Une différence d’approche depuis les années Sarkozy
La crise de 2005 semble très similaire à la crise actuelle. Cette dernière, à l’image de l’affaire Théo, ayant également été amorcée par une bavure policière présumée (à savoir la mort accidentelle des jeunes Zyed et Bouna à Clichy-sous-Bois). Mais leurs traitements politiques sont très différents. En 2005, l’origine policière du drame avait été niée par le pouvoir. Le ministre de l’intérieur de l’époque, Nicolas Sarkozy, ayant alors exclu une faute policière, tout en imputant un délit aux deux jeunes décédés. À la différence du viol présumé de Théo, que François Hollande est allé directement visiter pendant près de deux heures sur son lit d’hôpital. Ce qui est une différence notable dans les affaires « d’humiliation ». Où la reconnaissance de l’autorité dite hiérarchique est cruciale pour amorcer un début d’apaisement. L’IGPN, la police des polices, a également été saisie. Comme la preuve de l’existence d’un doute profond entre l’exécutif et les forces de l’ordre concernées.

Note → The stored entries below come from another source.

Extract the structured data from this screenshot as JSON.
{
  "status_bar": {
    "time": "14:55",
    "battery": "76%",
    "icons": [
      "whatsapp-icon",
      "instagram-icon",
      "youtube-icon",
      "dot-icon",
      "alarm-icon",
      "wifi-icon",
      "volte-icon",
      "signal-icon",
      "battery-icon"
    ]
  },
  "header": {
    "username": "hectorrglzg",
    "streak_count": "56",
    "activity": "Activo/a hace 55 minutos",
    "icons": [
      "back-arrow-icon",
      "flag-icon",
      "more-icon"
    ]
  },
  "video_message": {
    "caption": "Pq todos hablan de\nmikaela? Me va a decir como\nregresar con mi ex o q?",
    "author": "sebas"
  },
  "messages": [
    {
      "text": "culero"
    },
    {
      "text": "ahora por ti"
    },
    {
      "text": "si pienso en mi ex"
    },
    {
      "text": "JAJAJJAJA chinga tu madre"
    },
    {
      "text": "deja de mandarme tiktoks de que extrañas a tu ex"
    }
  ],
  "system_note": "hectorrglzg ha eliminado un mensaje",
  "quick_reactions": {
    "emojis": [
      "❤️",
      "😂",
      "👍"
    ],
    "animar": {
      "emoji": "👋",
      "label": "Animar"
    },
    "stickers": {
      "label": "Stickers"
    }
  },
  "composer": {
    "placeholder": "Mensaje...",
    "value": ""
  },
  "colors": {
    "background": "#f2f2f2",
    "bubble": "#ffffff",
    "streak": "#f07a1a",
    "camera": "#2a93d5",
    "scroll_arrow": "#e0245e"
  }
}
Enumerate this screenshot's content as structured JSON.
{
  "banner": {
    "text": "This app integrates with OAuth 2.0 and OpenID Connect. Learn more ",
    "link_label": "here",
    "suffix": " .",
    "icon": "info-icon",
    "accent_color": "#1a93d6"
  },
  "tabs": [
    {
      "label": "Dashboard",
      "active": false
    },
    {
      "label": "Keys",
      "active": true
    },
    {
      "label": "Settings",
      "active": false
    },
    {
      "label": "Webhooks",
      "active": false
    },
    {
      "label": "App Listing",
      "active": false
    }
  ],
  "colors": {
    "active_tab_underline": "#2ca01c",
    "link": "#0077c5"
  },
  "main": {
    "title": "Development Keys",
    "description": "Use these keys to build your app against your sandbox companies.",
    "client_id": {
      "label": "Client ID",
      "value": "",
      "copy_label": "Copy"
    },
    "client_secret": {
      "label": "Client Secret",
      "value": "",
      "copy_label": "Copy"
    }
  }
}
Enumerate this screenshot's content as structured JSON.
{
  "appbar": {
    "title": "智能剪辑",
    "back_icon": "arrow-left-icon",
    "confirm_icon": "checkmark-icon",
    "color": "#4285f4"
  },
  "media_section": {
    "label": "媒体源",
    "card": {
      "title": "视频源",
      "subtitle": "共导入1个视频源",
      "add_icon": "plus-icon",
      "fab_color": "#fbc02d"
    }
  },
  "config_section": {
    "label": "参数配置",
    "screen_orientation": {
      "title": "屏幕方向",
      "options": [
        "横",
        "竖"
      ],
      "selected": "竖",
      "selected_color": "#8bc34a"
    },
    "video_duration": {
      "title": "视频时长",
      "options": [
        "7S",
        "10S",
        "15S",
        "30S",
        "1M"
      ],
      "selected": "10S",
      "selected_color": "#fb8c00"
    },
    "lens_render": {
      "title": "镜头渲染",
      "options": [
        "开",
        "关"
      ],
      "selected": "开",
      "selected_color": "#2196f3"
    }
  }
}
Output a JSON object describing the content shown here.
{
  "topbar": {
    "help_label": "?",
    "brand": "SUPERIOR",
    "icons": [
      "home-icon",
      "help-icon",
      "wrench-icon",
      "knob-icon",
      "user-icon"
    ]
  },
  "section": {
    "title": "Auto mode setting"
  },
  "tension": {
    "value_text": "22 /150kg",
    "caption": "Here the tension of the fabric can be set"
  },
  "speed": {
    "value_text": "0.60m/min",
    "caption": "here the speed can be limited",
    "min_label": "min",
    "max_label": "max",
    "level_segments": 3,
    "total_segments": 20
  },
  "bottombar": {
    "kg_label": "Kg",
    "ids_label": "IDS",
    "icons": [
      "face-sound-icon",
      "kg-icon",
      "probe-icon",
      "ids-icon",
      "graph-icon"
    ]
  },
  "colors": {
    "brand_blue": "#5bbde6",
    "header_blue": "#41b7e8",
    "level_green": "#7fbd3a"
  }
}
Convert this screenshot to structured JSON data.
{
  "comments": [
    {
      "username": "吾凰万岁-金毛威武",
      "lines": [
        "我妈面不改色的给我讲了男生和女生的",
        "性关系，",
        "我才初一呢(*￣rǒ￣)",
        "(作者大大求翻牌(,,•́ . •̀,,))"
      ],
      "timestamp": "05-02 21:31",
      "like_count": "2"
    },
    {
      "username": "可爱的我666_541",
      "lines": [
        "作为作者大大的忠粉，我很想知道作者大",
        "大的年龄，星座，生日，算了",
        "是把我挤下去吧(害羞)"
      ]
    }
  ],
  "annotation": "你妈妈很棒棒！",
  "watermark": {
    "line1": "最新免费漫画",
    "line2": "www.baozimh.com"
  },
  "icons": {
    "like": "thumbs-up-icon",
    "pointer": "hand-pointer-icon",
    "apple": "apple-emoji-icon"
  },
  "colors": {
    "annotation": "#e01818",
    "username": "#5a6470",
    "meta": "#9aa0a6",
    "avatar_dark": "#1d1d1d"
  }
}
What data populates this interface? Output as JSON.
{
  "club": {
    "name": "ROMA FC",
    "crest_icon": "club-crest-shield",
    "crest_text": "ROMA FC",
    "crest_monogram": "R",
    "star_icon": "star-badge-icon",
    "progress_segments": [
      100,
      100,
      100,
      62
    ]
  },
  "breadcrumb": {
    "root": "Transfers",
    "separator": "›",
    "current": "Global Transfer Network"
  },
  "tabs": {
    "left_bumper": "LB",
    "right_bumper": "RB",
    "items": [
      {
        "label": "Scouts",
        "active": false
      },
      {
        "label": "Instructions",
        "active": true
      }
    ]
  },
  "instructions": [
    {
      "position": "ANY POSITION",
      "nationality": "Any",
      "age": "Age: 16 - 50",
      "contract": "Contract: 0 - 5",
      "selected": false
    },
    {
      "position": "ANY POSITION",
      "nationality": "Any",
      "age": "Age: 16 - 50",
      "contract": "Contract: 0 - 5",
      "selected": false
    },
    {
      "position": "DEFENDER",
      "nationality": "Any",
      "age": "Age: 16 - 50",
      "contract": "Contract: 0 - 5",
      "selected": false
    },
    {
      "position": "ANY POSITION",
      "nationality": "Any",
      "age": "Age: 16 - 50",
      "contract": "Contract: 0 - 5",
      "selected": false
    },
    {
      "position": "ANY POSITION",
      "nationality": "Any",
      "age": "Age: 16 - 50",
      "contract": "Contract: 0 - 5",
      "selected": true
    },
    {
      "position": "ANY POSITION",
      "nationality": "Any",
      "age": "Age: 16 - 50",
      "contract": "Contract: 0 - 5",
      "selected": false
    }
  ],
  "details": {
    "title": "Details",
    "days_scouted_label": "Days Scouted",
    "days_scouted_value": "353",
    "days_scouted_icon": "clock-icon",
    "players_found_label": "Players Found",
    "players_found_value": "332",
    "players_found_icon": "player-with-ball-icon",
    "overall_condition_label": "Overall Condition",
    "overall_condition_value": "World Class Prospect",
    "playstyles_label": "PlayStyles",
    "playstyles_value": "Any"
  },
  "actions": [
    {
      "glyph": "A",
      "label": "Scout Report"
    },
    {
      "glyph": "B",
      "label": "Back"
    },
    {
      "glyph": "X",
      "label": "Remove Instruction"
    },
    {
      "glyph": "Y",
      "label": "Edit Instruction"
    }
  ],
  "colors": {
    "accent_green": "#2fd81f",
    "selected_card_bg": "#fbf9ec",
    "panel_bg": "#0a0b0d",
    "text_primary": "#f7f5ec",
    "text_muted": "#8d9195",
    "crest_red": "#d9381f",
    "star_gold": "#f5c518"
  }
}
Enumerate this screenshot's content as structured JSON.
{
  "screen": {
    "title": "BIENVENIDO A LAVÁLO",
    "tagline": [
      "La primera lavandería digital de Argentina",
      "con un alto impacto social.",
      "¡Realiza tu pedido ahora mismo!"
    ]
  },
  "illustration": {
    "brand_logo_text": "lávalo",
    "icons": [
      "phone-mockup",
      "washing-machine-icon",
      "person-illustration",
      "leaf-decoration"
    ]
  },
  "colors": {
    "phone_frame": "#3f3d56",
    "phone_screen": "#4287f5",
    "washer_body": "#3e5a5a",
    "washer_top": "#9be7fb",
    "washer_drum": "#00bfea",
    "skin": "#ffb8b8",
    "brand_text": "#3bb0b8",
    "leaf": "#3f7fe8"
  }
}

Une autre différence réside dans le comportement de la place Beauvau. Tout le monde se rappelle de l’hyperactivité de Nicolas Sarkozy, qui déclarait vouloir nettoyer « au karcher » ces territoires oubliés. Le ministre actuel, Bruno Le Roux, semble beaucoup plus effacé. Presque en retrait. Comme si la technique du gouvernement semblait être un mélange équilibré de compassion et de discrétion. Alors que le viol présumé de Théo s’est déroulé le 2 février, il faudra attendre le 5 pour que le ministre publie un premier communiqué, bref de surcroit. Et la matinée du 13 pour se fendre d’un tweet. Bruno Le Roux, qui avait qualifié l’arrestation catastrophique de Théo de « tragique accident », s’est même rapidement excusé. Affirmant que le terme « accident » était inapproprié. Comme si le pouvoir craignait un embrasement d’un moment à un autre. Le gouvernement tente de jouer la carte de l’apaisement, sans pour autant entrer dans un dialogue forcé et aveugle. Soit une posture de repli et de traitement de l’émotion.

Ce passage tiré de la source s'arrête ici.